Made in Japan: commitments
for disaster reduction

by Luis Carpio

If a way to the Better there be,
it exacts a full look at the Worst”

Thomas Hardy

It had been some time since the worst winds had died down and the rain, which only hours ago had pelted A’s house in a relentless cannonade, had resigned itself to beating an on-again-off-again tattoo upon the tin roof of the old family home. The hurricane, already on its way to the next island, never looked back to gloat over the destruction it had visited upon the works of Man.
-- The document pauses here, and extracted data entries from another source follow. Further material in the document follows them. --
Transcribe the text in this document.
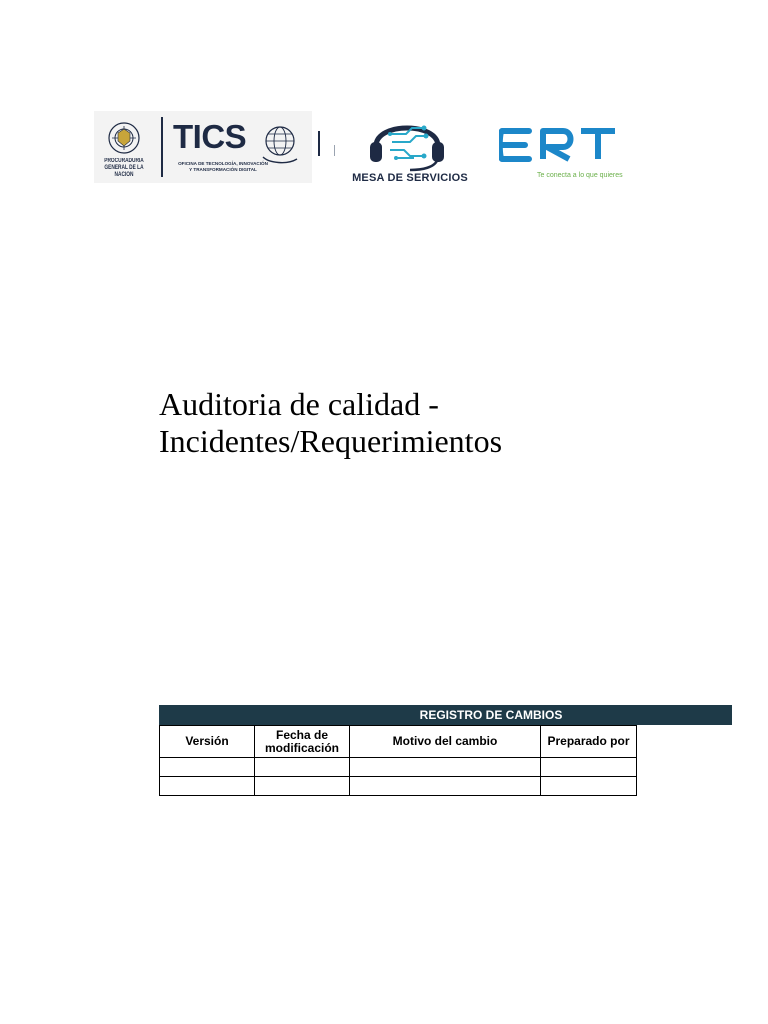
PROCURADURIA GENERAL DE LA NACION
TICS
OFICINA DE TECNOLOGÍA, INNOVACIÓN Y TRANSFORMACIÓN DIGITAL
MESA DE SERVICIOS	Te conecta a lo que quieres
Auditoria de calidad -
Incidentes/Requerimientos
REGISTRO DE CAMBIOS
Versión	Fecha de modificación	Motivo del cambio	Preparado por
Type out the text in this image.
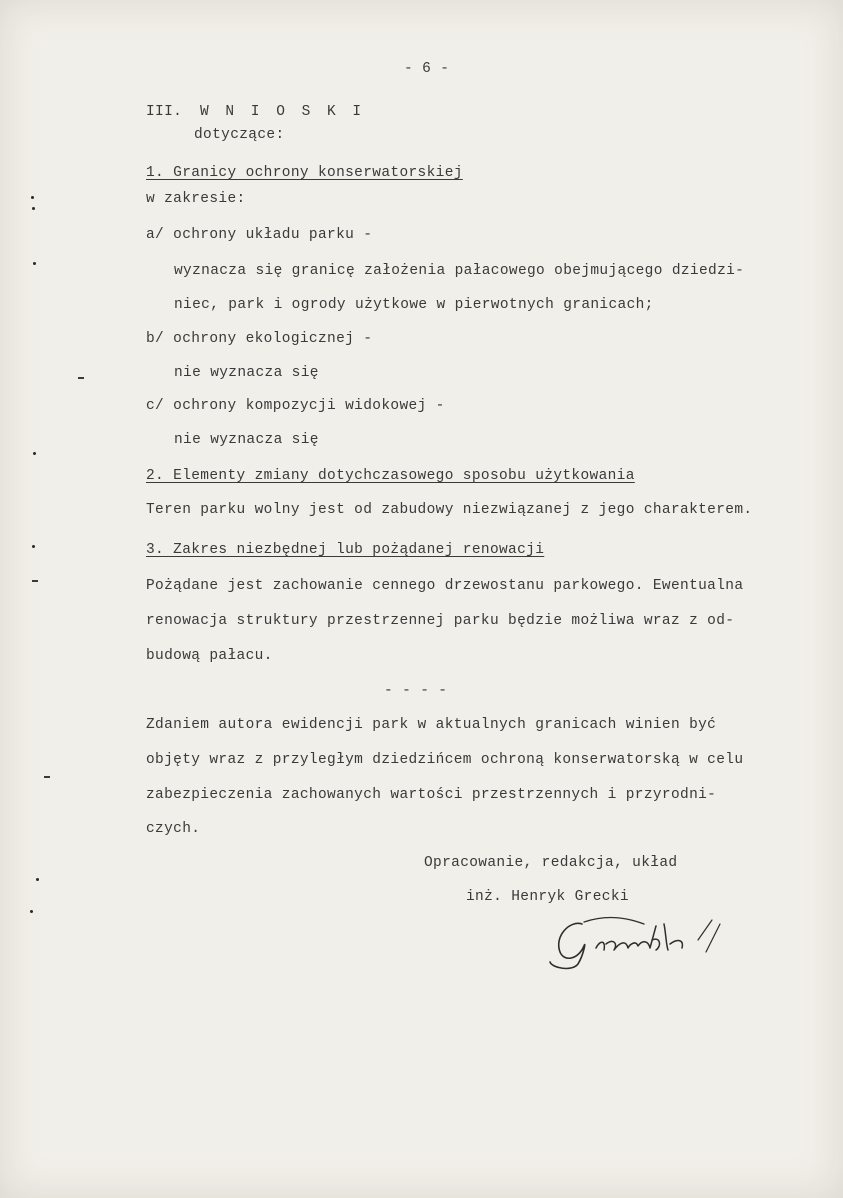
- 6 -
III. W N I O S K I
dotyczące:
1. Granicy ochrony konserwatorskiej
w zakresie:
a/ ochrony układu parku -
wyznacza się granicę założenia pałacowego obejmującego dziedzi-
niec, park i ogrody użytkowe w pierwotnych granicach;
b/ ochrony ekologicznej -
nie wyznacza się
c/ ochrony kompozycji widokowej -
nie wyznacza się
2. Elementy zmiany dotychczasowego sposobu użytkowania
Teren parku wolny jest od zabudowy niezwiązanej z jego charakterem.
3. Zakres niezbędnej lub pożądanej renowacji
Pożądane jest zachowanie cennego drzewostanu parkowego. Ewentualna
renowacja struktury przestrzennej parku będzie możliwa wraz z od-
budową pałacu.
- - - -
Zdaniem autora ewidencji park w aktualnych granicach winien być
objęty wraz z przyległym dziedzińcem ochroną konserwatorską w celu
zabezpieczenia zachowanych wartości przestrzennych i przyrodni-
czych.
Opracowanie, redakcja, układ
inż. Henryk Grecki
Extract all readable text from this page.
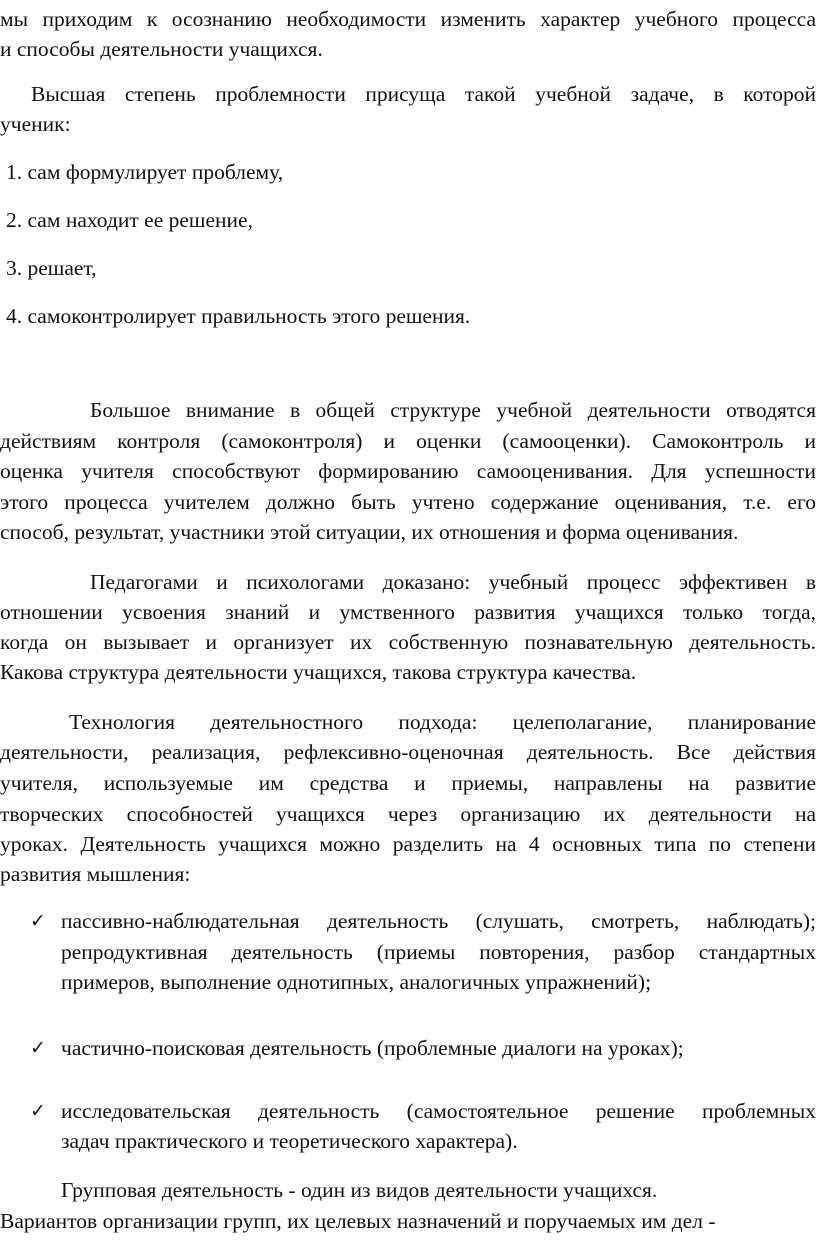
мы приходим к осознанию необходимости изменить характер учебного процесса
и способы деятельности учащихся.
Высшая степень проблемности присуща такой учебной задаче, в которой
ученик:
1. сам формулирует проблему,
2. сам находит ее решение,
3. решает,
4. самоконтролирует правильность этого решения.
Большое внимание в общей структуре учебной деятельности отводятся
действиям контроля (самоконтроля) и оценки (самооценки). Самоконтроль и
оценка учителя способствуют формированию самооценивания. Для успешности
этого процесса учителем должно быть учтено содержание оценивания, т.е. его
способ, результат, участники этой ситуации, их отношения и форма оценивания.
Педагогами и психологами доказано: учебный процесс эффективен в
отношении усвоения знаний и умственного развития учащихся только тогда,
когда он вызывает и организует их собственную познавательную деятельность.
Какова структура деятельности учащихся, такова структура качества.
Технология деятельностного подхода: целеполагание, планирование
деятельности, реализация, рефлексивно-оценочная деятельность. Все действия
учителя, используемые им средства и приемы, направлены на развитие
творческих способностей учащихся через организацию их деятельности на
уроках. Деятельность учащихся можно разделить на 4 основных типа по степени
развития мышления:
✓ пассивно-наблюдательная деятельность (слушать, смотреть, наблюдать);
репродуктивная деятельность (приемы повторения, разбор стандартных
примеров, выполнение однотипных, аналогичных упражнений);
✓ частично-поисковая деятельность (проблемные диалоги на уроках);
✓ исследовательская деятельность (самостоятельное решение проблемных
задач практического и теоретического характера).
Групповая деятельность - один из видов деятельности учащихся.
Вариантов организации групп, их целевых назначений и поручаемых им дел -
It, after all, was just a piece of weather and neither knew nor cared who was in its path. God, neither Trini nor Venezuelan, neither Dutch nor French-speaking, kept to His inscrutable business and left us to our own self-important plans, keeping His promise not to micromanage (see: New Testament).

In a strange twist, A’s old family home, bought for a song so many years ago because it was so far from the river and the terraced hills where most planting was done, had escaped the worst of the flooding and mudslides, becoming an impromptu refuge and triage center after the local hospital was damaged and overwhelmed in its capacity to minister to those injured during the worse of the weather and those unwise enough to venture outside against official advice immediately before and afterward. Sadly, as is often the case, these well-meaning souls had left the relative security of their dwellings in order to help neighbors or seek out family members.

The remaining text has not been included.